We will not submit grid jobs during this exercise. So we will skip submit script.

-----------------------------Skip from here-5-----------------------------------------

Now create the new script files for Step 2:

create run-root-2.cmd:

universe=vanilla
executable=run-root-2.sh 
transfer_input_files = s0.C,s0.h,run-root-2.C,t00.root,t01.root 
transfer_executable=True 
when_to_transfer_output = ON_EXIT 
log=run-root-2.log 
transfer_output_files = root-2.out,histograms.root 
output=run-root-2.out.$(Cluster).$(Process) 
error=run-root-2.err.$(Cluster).$(Process) 
notification=Never 
queue 

-----------------------------------------------Skip to here-5----------------------------------------------------

Create run-root-2.sh:

#!/bin/bash 
root -b < run-root-2.C > root-2.out 

It has to be made executable, by use of the chmod Linux command:

chmod +x run-root-2.sh

Create run-root-2.C

.L s0.C++ 
{ 
 //Load and run TSelector 

  s0 *s = new s0(); 

  TChain tc("t0"); 
  tc.Add("t*.root"); 
  tc.Process(s); 

} 

We can test the root job on the local machine by executing the script to run root:

./run-root-2.sh

We will not submit grid jobs during this exercise. So we will skip running condor.

-----------------------------Skip from here-6-----------------------------------------

If this works, we can process the data files t00.root and t01.root on the Grid with our new command script run-root-2.cmd.
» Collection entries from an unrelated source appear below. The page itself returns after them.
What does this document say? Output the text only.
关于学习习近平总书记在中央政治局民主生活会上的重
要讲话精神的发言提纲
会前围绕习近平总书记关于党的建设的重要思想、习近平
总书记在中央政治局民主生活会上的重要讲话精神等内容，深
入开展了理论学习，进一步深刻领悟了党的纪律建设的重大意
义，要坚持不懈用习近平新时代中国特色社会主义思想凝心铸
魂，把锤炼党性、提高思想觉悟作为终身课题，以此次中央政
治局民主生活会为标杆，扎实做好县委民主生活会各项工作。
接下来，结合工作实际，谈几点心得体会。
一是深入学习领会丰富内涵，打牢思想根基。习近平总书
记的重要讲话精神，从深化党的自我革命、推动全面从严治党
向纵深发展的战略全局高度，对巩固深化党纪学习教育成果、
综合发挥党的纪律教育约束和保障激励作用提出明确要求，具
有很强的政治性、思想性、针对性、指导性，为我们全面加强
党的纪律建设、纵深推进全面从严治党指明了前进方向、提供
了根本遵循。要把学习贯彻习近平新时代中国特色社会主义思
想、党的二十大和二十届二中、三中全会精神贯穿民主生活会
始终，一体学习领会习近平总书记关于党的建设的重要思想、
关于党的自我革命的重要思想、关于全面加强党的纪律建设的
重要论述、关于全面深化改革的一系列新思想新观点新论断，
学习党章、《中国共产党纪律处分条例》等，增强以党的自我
This can be done with command:

condor_submit run-root-2.cmd

Once your job has finished, you again need to copy that file into your public directory, so that you can download it to your local desktop:

cp histograms.root ~/public/

Go back to the local terminal window on your local desktop, and download the root files with:

wget http://stash.osgconnect.net/~YOUR_USER_ID/histograms.root

-----------------------------------------------Skip to here-6----------------------------------------------------

You can look at the output histogram file: histograms.root with TBrowser b as before, in your local terminal window.